I am also struck — as inference, not recollection — by the structure of the agency involved. Homeland Security Investigations is a body created well after my time, and I will not pretend to know its internal mandates. What I do know, from long experience, is that when a government entity accumulates authority across many jurisdictions, without proportionate transparency and civilian oversight, the conditions for unchecked conduct are established. Four deadly shootings connected to a single task force is not a pattern any free citizenry should regard as routine. It is a signal that the machinery requires examination.
The rule of law is not merely a constraint on the accused. It is equally a constraint on those who carry the state's authority. An agent who fires upon a citizen must be able to account for that decision — to a supervisor, to a prosecutor, to a jury if warranted, and ultimately to the public. If the systems of accountability are too weak, too slow, or too deferential to the agency itself, then the law has become unequal. And a Republic that applies the law unequally to the powerful and the powerless is departing, step by step, from the compact on which it was founded.

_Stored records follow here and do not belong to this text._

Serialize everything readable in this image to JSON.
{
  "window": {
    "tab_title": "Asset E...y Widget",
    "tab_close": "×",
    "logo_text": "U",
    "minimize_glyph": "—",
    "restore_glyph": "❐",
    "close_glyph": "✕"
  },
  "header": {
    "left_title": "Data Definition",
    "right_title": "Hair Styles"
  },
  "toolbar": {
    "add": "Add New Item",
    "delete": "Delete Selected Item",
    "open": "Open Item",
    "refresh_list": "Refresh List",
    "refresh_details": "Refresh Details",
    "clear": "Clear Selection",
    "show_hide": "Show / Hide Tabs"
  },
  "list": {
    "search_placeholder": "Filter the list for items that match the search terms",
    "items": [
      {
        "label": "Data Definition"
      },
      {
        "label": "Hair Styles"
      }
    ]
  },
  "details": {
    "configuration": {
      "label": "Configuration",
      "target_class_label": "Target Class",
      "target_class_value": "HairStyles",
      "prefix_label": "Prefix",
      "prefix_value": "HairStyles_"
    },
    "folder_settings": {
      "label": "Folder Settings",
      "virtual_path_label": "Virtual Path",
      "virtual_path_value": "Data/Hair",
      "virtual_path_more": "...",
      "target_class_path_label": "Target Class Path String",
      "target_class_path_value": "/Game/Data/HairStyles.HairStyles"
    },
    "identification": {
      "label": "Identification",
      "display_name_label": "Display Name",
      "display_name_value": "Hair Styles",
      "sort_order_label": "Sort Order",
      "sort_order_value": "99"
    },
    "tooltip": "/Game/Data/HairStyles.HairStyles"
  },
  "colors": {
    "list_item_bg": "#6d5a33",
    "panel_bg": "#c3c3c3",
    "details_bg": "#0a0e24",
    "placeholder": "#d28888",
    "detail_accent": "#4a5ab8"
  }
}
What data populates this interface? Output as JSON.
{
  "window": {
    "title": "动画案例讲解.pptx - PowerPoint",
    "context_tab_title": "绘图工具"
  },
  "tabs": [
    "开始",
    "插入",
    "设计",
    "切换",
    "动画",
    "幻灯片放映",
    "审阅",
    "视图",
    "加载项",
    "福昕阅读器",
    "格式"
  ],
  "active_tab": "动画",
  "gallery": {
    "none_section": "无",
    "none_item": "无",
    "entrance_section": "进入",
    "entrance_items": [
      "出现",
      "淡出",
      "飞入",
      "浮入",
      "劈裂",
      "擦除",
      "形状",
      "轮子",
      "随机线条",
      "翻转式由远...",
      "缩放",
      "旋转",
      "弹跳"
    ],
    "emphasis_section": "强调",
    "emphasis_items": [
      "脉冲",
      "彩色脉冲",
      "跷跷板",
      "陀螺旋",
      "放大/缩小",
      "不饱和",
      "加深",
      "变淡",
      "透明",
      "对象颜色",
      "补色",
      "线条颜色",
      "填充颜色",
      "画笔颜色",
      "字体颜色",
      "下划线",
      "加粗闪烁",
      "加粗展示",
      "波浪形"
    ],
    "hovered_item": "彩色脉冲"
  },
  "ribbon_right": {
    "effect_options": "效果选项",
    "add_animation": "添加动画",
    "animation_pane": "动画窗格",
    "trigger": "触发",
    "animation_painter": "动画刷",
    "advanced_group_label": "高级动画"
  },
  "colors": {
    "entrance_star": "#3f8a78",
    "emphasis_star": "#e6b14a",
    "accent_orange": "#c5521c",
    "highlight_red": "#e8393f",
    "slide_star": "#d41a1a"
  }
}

My counsel is straightforward: let the Congress and the relevant oversight bodies demand a full accounting — not a departmental summary, but a transparent accounting — of every deadly incident connected to this task force. Let civilian authority assert itself over the conduct of these operations. And let the question of how we send our government's force into encounters with people in mental health crisis be answered by policymakers who answer to the people, before more names are added to this list.